Газовый московский завод и электростанция, трамвай с их бельгийским и американским оборудованием вообще невозможно было переделать на дрова. Москва могла погрузиться во тьму, а транспорт мог остановиться вообще. Во время Госсовещания несколько раз а Большом театре гас свет, и пафосные обсуждения судеб Родины велись при свечах и керосиновых лампах…
В первое лето жизни без царя в Москву поступило в 12 раз меньше топлива по железной дороге, чем требовалось, а это было уже была настоящей топливная катастрофа для капиталистической промышленности. Крупные московские заводы остановились, остановились стройки, десятки тысяч иногородних рабочих в один миг остались без работы и средств пропитания. У многих даже не осталось денег для того, чтобы уехать в свои города и деревни. А ведь на Москву надвигалась зима!
Дрова для частных домов, оборудованных дровяными печами, то есть без канализации и без водопровода были доступны для заготовки в зоне действия конных повозок — 25 вёрст. И в случае порожнего движения товарных вагонов, что случалось уже редко, и из 200 верстовой зоны лесозаготовок. Осенью заготовку на местах ожидаемо могла оставить распутица. Вместимость станций Москвы — 2800 вагонов, максимальный срок вывоза дров с московских станций — 3 дня. То есть Москва могла принять максимально 700 вагонов в день. 700 вагонов дров в день — равно необходимому количеству топлива в дровяном эквиваленте при отказе от угля и нефти. 400 вагонов дров в день — потребность Москвы, если не учитывать нужда промышленных предприятий. Капиталисты, управляющие экономикой России после царя, напрягли все силы, чтобы справится с топливной и транспортной разрухой и удержаться у власти, но ими же созданная разруха экономики страны во время войны ради личного обогащения не давала им шансов.
В этих условия капиталисты начали массовые репрессии, террор, ужесточение порядков в России, начав их с июльского расстрела в Питере рабочих и солдат, и назначения генерала Корнилова Верховным главнокомандующим.
Центральная продовольственная управа столичного Питера заявила, что кроме проблемы нехватки продовольствия даже по карточкам, глава градуправления Питера не может подтвердить наличие к началу отопительного сезона даже половины необходимого на зиму топлива — одни будут жить в тепле, а другие в холоде. Часть многоэтажных домов придут в аварийное состояние из-за того, что от мороза полопается водопровод, отопление и канализация. Делать потом ремонт некем и нечем, ни материалов, ни специалистов нет, строительный бум последних лет на бешеных прибылях от военных заказов не вызвал бума подготовки квалифицированной эксплуатационной армии сантехников, электриков и тепловиков. Городским служащим город опять задерживает зарплату. В кассе города осталось всего 300 тысяч рублей — даже на содержание электростанций не хватает. Норму по карточному распределению сахара в 0,4 килограмм в месяц на человека обеспечить не удаётся, карточки остаются неотоваренными. После 15 августа по карточкам столичный житель будет получать в день 200 граммов хлеба — вдвое меньше, чем весной. Бесчисленное количество фальшивых карточек на хлеб и другие продукты наводнили страну. В магазинах и кооперативах, отпускающих по карточкам продукты, треть карточек фальшивые.

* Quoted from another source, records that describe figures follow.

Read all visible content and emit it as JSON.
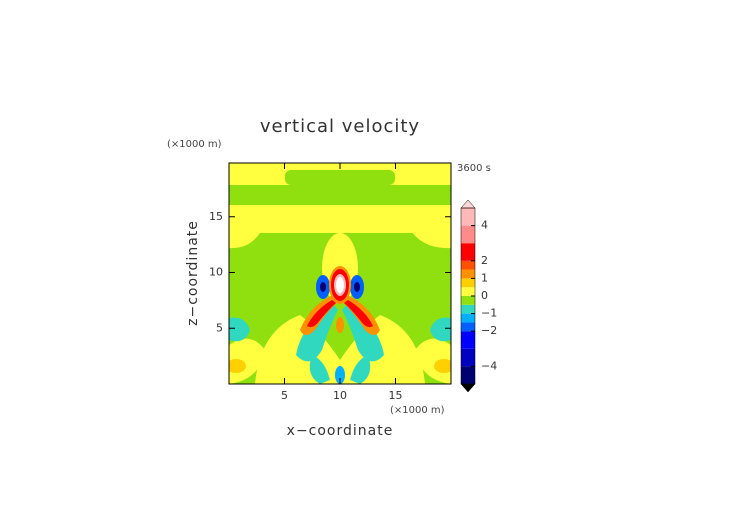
{
  "chart_data": {
    "type": "contour",
    "title": "vertical velocity",
    "time_label": "3600 s",
    "x_label": "x−coordinate",
    "y_label": "z−coordinate",
    "x_unit": "(×1000 m)",
    "y_unit": "(×1000 m)",
    "xlim": [
      0,
      20
    ],
    "ylim": [
      0,
      20
    ],
    "xticks": [
      5,
      10,
      15
    ],
    "yticks": [
      5,
      10,
      15
    ],
    "colorbar": {
      "lim": [
        -5,
        5
      ],
      "levels": [
        -5,
        -4,
        -3,
        -2,
        -1.5,
        -1,
        -0.5,
        0,
        0.5,
        1,
        1.5,
        2,
        3,
        4,
        5
      ],
      "colors": [
        "#000070",
        "#0000c0",
        "#0000ff",
        "#0060ff",
        "#00b0ff",
        "#30d8c0",
        "#90e010",
        "#ffff40",
        "#ffd000",
        "#ff9000",
        "#ff5000",
        "#ff0000",
        "#ff8a8a",
        "#ffb8b8"
      ],
      "under_color": "#000000",
      "over_color": "#ffd8d8",
      "ticks": [
        {
          "value": 4,
          "label": "4"
        },
        {
          "value": 2,
          "label": "2"
        },
        {
          "value": 1,
          "label": "1"
        },
        {
          "value": 0,
          "label": "0"
        },
        {
          "value": -1,
          "label": "−1"
        },
        {
          "value": -2,
          "label": "−2"
        },
        {
          "value": -4,
          "label": "−4"
        }
      ]
    }
  }
}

Обе столицы представляли теперь собой огромные голодные чудовища, с бесконечным количеством очередей. Длинные очереди за хлебом стали неотъемлемой частью городского пейзажа сначала царской, а потом и демократической России. За обувью по карточкам очереди у магазинов столицы стояли и по 48 часов. Наживаться коррупцией, мошенничеством и воровством в отсутствии царской полиции и жандармов стало совсем легко и безопасно, и никогда ещё сладкая жизнь не выплескивалась так явно на улицы Москвы. Однако ценность рубля по отношению к иностранной валюте по-прежнему снижался — рубль теперь стоил как 3–4 довоенных копейки. Возник сильный спрос на иностранную валюту. Состоятельные люди как сразу после отречения царя начали переводить свои капиталы за границу и сами уезжать из России, так и продолжали это делать. Такая же паническая картина наблюдалась на рынке продовольствия. Скупали в запас всё, что только доставали и на рынке, и по карточкам, и цены росли неимоверно быстро. В то же время начинали закрываться заводы и фабрики из-за недостатка топлива и остановки транспорта, всё более разрушалась хозяйственная жизнь вообще.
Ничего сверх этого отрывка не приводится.